Together we believe in giving voice to people in our community. And there is nothing more powerful than a community raising its voice as one. One way to tap into a community’s voice is through song, and so this year’s Folklife Festival cultural focus, “The Power of the Human Voice through Song,” is again right on the mark of celebrating, sharing, participating, inspiring and building community.
Scientists tell us that we learn more easily and indelibly if the lesson is set to rhyme or song. Think about how you learned the alphabet as a kid. Think about how you sometimes can’t remember where your keys are but you can still remember the lyrics of songs from your youth.
And now with the internet, song lyrics are becoming the most effective medium for conveying social messages to young people. Each month there are more than 1 billion web searches just on lyrics. In fact, 51% of 15-27 year olds search lyrics to try to understand a song.
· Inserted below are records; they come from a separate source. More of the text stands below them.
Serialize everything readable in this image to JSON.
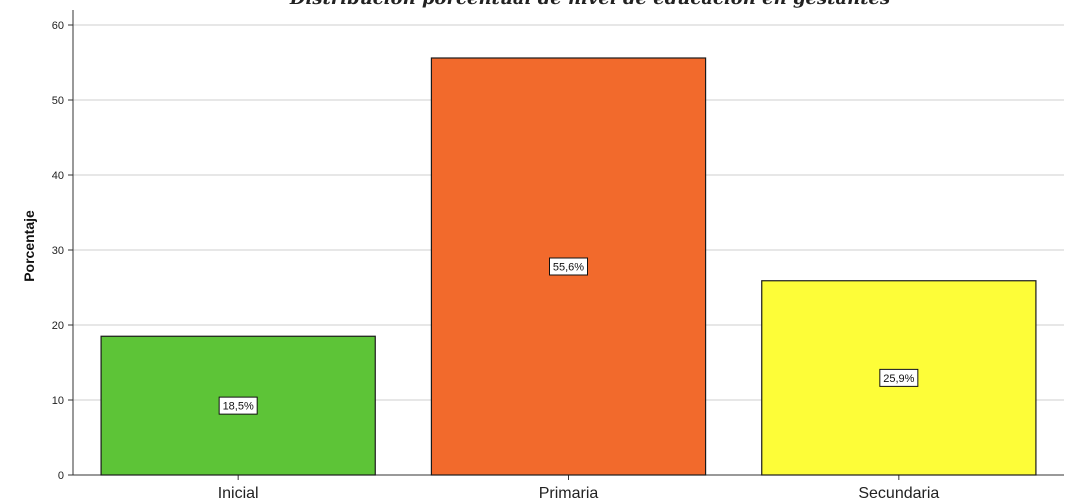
{
  "chart_data": {
    "type": "bar",
    "title": "Distribución porcentual de nivel de educación en gestantes",
    "ylabel": "Porcentaje",
    "xlabel": "",
    "ylim": [
      0,
      62
    ],
    "yticks": [
      "0",
      "10",
      "20",
      "30",
      "40",
      "50",
      "60"
    ],
    "ytick_values": [
      0,
      10,
      20,
      30,
      40,
      50,
      60
    ],
    "grid": true,
    "legend": "none",
    "categories": [
      "Inicial",
      "Primaria",
      "Secundaria"
    ],
    "values": [
      18.5,
      55.6,
      25.9
    ],
    "data_labels": [
      "18,5%",
      "55,6%",
      "25,9%"
    ],
    "colors": [
      "#5dc437",
      "#f26a2c",
      "#fdfd38"
    ]
  }
}
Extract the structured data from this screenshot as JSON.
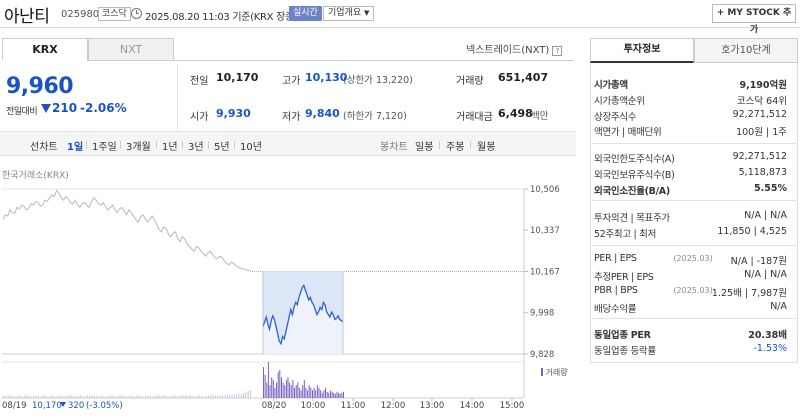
{
  "header": {
    "stock_name": "아난티",
    "stock_code": "025980",
    "market_badge": "코스닥",
    "time_text": "2025.08.20 11:03 기준(KRX 장중)",
    "realtime_label": "실시간",
    "company_label": "기업개요",
    "mystock_label": "+ MY STOCK 추가"
  },
  "tabs": {
    "krx": "KRX",
    "nxt": "NXT",
    "nextrade_link": "넥스트레이드(NXT)",
    "help": "?"
  },
  "price": {
    "current": "9,960",
    "change_label": "전일대비",
    "change_value": "210",
    "change_pct": "-2.06%",
    "direction": "down",
    "color": "#1a54c4"
  },
  "stats": {
    "prev_close": {
      "label": "전일",
      "value": "10,170"
    },
    "high": {
      "label": "고가",
      "value": "10,130",
      "extra": "(상한가 13,220)"
    },
    "volume": {
      "label": "거래량",
      "value": "651,407"
    },
    "open": {
      "label": "시가",
      "value": "9,930"
    },
    "low": {
      "label": "저가",
      "value": "9,840",
      "extra": "(하한가 7,120)"
    },
    "amount": {
      "label": "거래대금",
      "value": "6,498",
      "unit": "백만"
    }
  },
  "period_bar": {
    "chart_type_label": "선차트",
    "periods": [
      "1일",
      "1주일",
      "3개월",
      "1년",
      "3년",
      "5년",
      "10년"
    ],
    "active_period": "1일",
    "candle_label": "봉차트",
    "candle_periods": [
      "일봉",
      "주봉",
      "월봉"
    ]
  },
  "chart_data": {
    "type": "line",
    "source_label": "한국거래소(KRX)",
    "y_ticks": [
      "10,506",
      "10,337",
      "10,167",
      "9,998",
      "9,828"
    ],
    "ylim": [
      9828,
      10506
    ],
    "prev_close_line": 10167,
    "volume_label": "거래량",
    "x_labels": [
      "08/20",
      "10:00",
      "11:00",
      "12:00",
      "13:00",
      "14:00",
      "15:00"
    ],
    "prev_day_label": "08/19",
    "prev_day_close": "10,170",
    "prev_day_change": "320",
    "prev_day_pct": "(-3.05%)",
    "prev_day_series": [
      10380,
      10400,
      10395,
      10420,
      10410,
      10405,
      10430,
      10425,
      10440,
      10435,
      10420,
      10425,
      10445,
      10440,
      10455,
      10450,
      10435,
      10440,
      10460,
      10455,
      10470,
      10480,
      10475,
      10500,
      10490,
      10470,
      10460,
      10475,
      10465,
      10450,
      10445,
      10460,
      10440,
      10430,
      10445,
      10450,
      10440,
      10430,
      10455,
      10470,
      10460,
      10445,
      10440,
      10450,
      10435,
      10420,
      10430,
      10440,
      10420,
      10410,
      10425,
      10430,
      10415,
      10400,
      10420,
      10410,
      10395,
      10380,
      10370,
      10390,
      10400,
      10385,
      10370,
      10380,
      10395,
      10380,
      10360,
      10340,
      10330,
      10350,
      10345,
      10320,
      10310,
      10325,
      10330,
      10300,
      10290,
      10310,
      10300,
      10280,
      10270,
      10260,
      10250,
      10270,
      10265,
      10250,
      10240,
      10230,
      10245,
      10250,
      10235,
      10225,
      10220,
      10230,
      10225,
      10210,
      10200,
      10195,
      10205,
      10200,
      10190,
      10185,
      10180,
      10178,
      10175,
      10172,
      10170
    ],
    "today_series": [
      9940,
      9960,
      9980,
      9950,
      9930,
      9965,
      9985,
      9970,
      9940,
      9910,
      9880,
      9870,
      9900,
      9890,
      9920,
      9950,
      9980,
      10010,
      9990,
      10020,
      10040,
      10030,
      10060,
      10080,
      10100,
      10110,
      10090,
      10070,
      10050,
      10060,
      10040,
      10030,
      10010,
      9990,
      10000,
      10020,
      10010,
      10040,
      10030,
      10000,
      9990,
      9980,
      10000,
      9990,
      9970,
      9975,
      9985,
      9970,
      9965,
      9960
    ],
    "today_volume": [
      60,
      45,
      30,
      70,
      25,
      40,
      35,
      20,
      30,
      50,
      55,
      40,
      30,
      25,
      35,
      40,
      30,
      25,
      35,
      20,
      25,
      30,
      20,
      15,
      25,
      35,
      20,
      15,
      25,
      20,
      15,
      20,
      15,
      25,
      20,
      15,
      10,
      15,
      20,
      12,
      10,
      15,
      12,
      10,
      8,
      12,
      10,
      8,
      10,
      12
    ],
    "prev_volume": [
      5,
      4,
      6,
      5,
      4,
      3,
      4,
      5,
      3,
      4,
      6,
      5,
      3,
      4,
      5,
      4,
      3,
      5,
      4,
      3,
      4,
      5,
      3,
      4,
      5,
      4,
      3,
      4,
      5,
      6,
      4,
      3,
      4,
      5,
      4,
      3,
      5,
      4,
      6,
      5,
      4,
      3,
      5,
      4,
      3,
      4,
      5,
      4,
      3,
      4,
      6,
      5,
      4,
      3,
      4,
      5,
      3,
      4,
      5,
      4,
      3,
      4,
      5,
      4,
      3,
      4,
      6,
      5,
      4,
      5,
      4,
      3,
      4,
      5,
      4,
      3,
      4,
      5,
      6,
      4,
      5,
      4,
      3,
      4,
      5,
      4,
      3,
      4,
      5,
      6,
      5,
      4,
      5,
      4,
      6,
      5,
      7,
      6,
      5,
      8,
      7,
      9,
      8,
      10,
      12,
      14,
      16
    ]
  },
  "right_panel": {
    "tab_invest": "투자정보",
    "tab_quote": "호가10단계",
    "rows": [
      {
        "k": "시가총액",
        "v": "9,190억원",
        "bold": true
      },
      {
        "k": "시가총액순위",
        "v": "코스닥 64위"
      },
      {
        "k": "상장주식수",
        "v": "92,271,512"
      },
      {
        "k": "액면가 | 매매단위",
        "v": "100원 | 1주"
      },
      {
        "k": "외국인한도주식수(A)",
        "v": "92,271,512"
      },
      {
        "k": "외국인보유주식수(B)",
        "v": "5,118,873"
      },
      {
        "k": "외국인소진율(B/A)",
        "v": "5.55%",
        "bold": true
      },
      {
        "k": "투자의견 | 목표주가",
        "v": "N/A | N/A"
      },
      {
        "k": "52주최고 | 최저",
        "v": "11,850 | 4,525"
      },
      {
        "k": "PER | EPS",
        "sub": "(2025.03)",
        "v": "N/A | -187원"
      },
      {
        "k": "추정PER | EPS",
        "v": "N/A | N/A"
      },
      {
        "k": "PBR | BPS",
        "sub": "(2025.03)",
        "v": "1.25배 | 7,987원"
      },
      {
        "k": "배당수익률",
        "v": "N/A"
      },
      {
        "k": "동일업종 PER",
        "v": "20.38배",
        "bold": true
      },
      {
        "k": "동일업종 등락률",
        "v": "-1.53%",
        "blue": true
      }
    ]
  }
}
Think of how the power of a song like Macklemore’s “Same Love” conveys the civil rights and social justice of same sex couples.
I would like to go back a little bit and share the story and power of a song that touched my life and how this song was touched by many over the years.
The song is We Shall Overcome…
We Shall Overcome has many suggested origins, from the combination of a 19th century hymn written by Charles Tilden called “I’ll Overcome Some Day” and a spiritual that dates back to the Civil Way called “No more Auction Block for me,” to the more credible tie to Louise Shropshire’s gospel hymn “If My Jesus Wills.”
We Will Overcome was sung by African American tobacco workers led by Lucille Simmons for Zilpha Horton of the Highlander Folk School (an important biracial training ground for activist in labor organizing and racial reform in the south) in 1945. Horton loved the song, added lyrics and used it to inspire her students at Highlander. She also introduced the song to Pete Seeger, who included it in his repertoire and changed it from We Will Overcome to We Shall Overcome, and Highlander’s new musical director Guy Carawan, who is credited with making it a universal call for social justice and human rights in the late 50’s.
When Tennessee State police tried to forcibly close down Highlander in the summer of 1959, Mary Ethel Dozier (an African American high school student) added the verse “We are not afraid.” An example of the organic nature of folk/freedom songs.
In 1961/62 during the Civil Rights Campaign to integrate public accommodations in Albany, GA, Bernice Johnson Reagon from the Student Nonviolent Coordinating Committee (SNCC) took the basic structure of the song, modified the rhythms, and slowed the tempo. These changes brought the song back to the “church” and opened it up for spontaneous vocal punctuations from singers and protestors. Now you could have unlimited call and response patterns and improvisation possibilities…
An American classic was born.
In terms of the stated goal of integrating public accommodations the campaign Albany was a failure.
But Albany did have ONE HUGE success and that was the birth of Freedom singers. The songs the Freedom singers sang had the power to unify across racial and social economic lines, sustain morale during the darkest days and nights, and easily and consistently convey the ideals and social justice of the civil rights movement.
“We Shall Overcome” along with other songs like “Ain’t going to let nobody turn us around,” “Keep your eyes on the Prize,” “This little light of mine,” or Bob Dylan’s “Oxford Town” kept the light of freedom burning despite the brutality of hate, discrimination and prejudice.
“We Shall Overcome” became the standard bearer for Civil and Human Rights all over the world. The song has been sung by protestors in South African, Northern Ireland, Prague, India, Bangladesh and was part of the last speech that Martin Luther King gave in Memphis. In fact, it may not be hyperbole to say that during the Civil Rights movement virtually every American and millions of people worldwide heard “We Shall Overcome” in one form or another.
As music goes, so goes our culture; and the power of this song has created an opportunity to touch all of our souls through shared values and principals, spirit and humanity.
So we are not afraid…we’ll walk hand in hand…we’re on to victory…we shall live in peace because the truth shall make us free. Yes “We Shall Overcome!”
And in that spirit I come back to the partnership of Northwest Folklife and Seattle Center, because celebrating, sharing, participating, inspiring and building a just community is exactly what we do.